If you don't have a license yet, you may want to consider vSphere Essentials (about $500 + optional subscription). The only disadvantage with this is that you need a Windows licence to install vCenter Server. The advantages of the paid license are that you can clone or cold migrate VM's and use Update Manager and a few others.
For details see http://www.vmware.com/products/vsphere/buy/small_business_editions_comparison.html
André
Ugh, I accidently clicked "Correct Answer" and didn't mean to -- cannot find how to undo that, but your post was good please don't take that wrong way
We bought Academic VMware vSphere 4 Essentials for 6 CPUs -- 3 phsycial servers. I have 2 going now. We then bought Veeam Standard. You are exactly right on Veeam not backing up ESXi free.
Is the Windows license you speak of Microsofts? We got that covered.
I'll check the link....
Is the Windows license you speak of Microsofts? We got that covered
Yes, vCenter Server 4.1 runs on a 64-bit Windows. For supported OS versions see http://www.vmware.com/pdf/vsphere4/r40/vsp_compatibility_matrix.pdf
André
Labcoat wrote:
Questions: what advantages/disadvatages would there be to vCenter Server over just using access to the physical hosts like I do? Would any irrecoverable changes be made to the ESXi hosts after I install vCenter Server?
There are alot of advantages to vCenter. I would recommend it once you have more than 1 host. And it is supported as a VM so you would not need an additional physical server.
Here are a few of the advantages:
Single point to manage your hosts
Templates
Cloning - cold and hot
Migration - cold and hot (vmotion - you'd need shared storage.)
Hosts Clustering - DRS, EVC, HA, FT (shared storage)
Update Manager
Guided Consolation
Task Scheduler - You can schedule things like snapshots, cloning, migration, shutdown, poweron, etc.
**You can use Veeam.
You can always install and use it for the 60day eval to see how it works in your environment, without shared storage.
Good stuff. I think I'm reaching critical mass on whether or not to do vCenter Server for my 2 physical ESXi hosts.
Last question (hopefully): I have conflicting information on whether or not I can still manage my 2 physical ESXi hosts _without_ vCenter _after_ I install vCenter.
One friend of mine who works at a very large corporation with access to full ESX, an expensive SAN and all that, tells me he can still manage his individual, physical hosts if need be. However, I got info else where that, as soon as I add ESXi host to vCenter, I lose the ability to manage it as a standalone host, and instead have to manage it through the vCenter connection.
Please clarify.
Right now, I'm thinking I will go ahead and do Veeam with just the standalone hosts, and as soon as I get some free time, do vCenter Server _if_ it won't cause bunches of headaches.
Labcoat wrote:
Last question (hopefully): I have conflicting information on whether or not I can still manage my 2 physical ESXi hosts _without_ vCenter _after_ I install vCenter.

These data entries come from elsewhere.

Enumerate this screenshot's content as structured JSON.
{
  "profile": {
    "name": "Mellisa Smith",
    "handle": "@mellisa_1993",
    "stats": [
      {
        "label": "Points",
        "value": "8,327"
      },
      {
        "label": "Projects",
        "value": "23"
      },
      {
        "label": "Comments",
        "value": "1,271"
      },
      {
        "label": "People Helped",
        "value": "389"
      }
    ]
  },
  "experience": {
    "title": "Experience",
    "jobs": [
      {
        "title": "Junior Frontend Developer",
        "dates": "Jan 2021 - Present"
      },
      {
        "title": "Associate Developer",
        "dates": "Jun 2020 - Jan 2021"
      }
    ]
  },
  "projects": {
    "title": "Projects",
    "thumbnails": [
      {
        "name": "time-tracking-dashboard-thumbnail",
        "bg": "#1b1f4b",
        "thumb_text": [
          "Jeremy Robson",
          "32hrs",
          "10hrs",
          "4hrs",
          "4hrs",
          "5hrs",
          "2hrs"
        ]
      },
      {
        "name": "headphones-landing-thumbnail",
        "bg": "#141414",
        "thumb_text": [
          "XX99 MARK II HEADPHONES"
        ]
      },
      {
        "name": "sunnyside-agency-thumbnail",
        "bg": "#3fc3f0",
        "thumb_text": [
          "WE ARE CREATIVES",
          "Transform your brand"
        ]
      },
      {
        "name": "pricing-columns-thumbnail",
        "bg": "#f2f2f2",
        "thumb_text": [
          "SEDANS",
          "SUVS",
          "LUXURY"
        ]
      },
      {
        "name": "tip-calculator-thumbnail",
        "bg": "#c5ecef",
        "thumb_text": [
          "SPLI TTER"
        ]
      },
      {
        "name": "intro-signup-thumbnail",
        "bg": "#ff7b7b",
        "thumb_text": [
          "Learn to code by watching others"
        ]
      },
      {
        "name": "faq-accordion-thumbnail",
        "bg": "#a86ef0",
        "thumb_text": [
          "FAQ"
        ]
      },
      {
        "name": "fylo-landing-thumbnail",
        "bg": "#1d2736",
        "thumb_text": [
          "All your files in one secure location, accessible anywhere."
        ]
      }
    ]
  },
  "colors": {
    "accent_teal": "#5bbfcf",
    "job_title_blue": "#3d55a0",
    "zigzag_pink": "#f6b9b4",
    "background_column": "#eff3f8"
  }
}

Right now, I'm thinking I will go ahead and do Veeam with just the standalone hosts, and as soon as I get some free time, do vCenter Server _if_ it won't cause bunches of headaches.
Yes, you can still administrate/manage a host by directly connecting to it and logging in. I've done it when either the vCenter Server was offline for some reason. If the vCenter Server is still running, and you connect directly to the host, you'll get a message about the host being managed by a vCenter Server. You can just ignore that while you do what you need to.
I prefer to make my vCenter Server a VM so that it's easy to setup and maintain. Boot/reboot times are faster than on physical hardware too. Since you already have two hosts online, I would make getting the vCenter Server up and running a priority. I would also setup VUM on it, or on another VM, so that you have easier update capabilities.
I had seperate vms with VCenter and I bought the licensing just to go to VCenter so I could see everything at once. I run it on one of the Vms. I am now pricing enterprise so I can move the storage while they are on. I'm not a VM heavyweight so your milage may vary. All I know is I installed and it just works.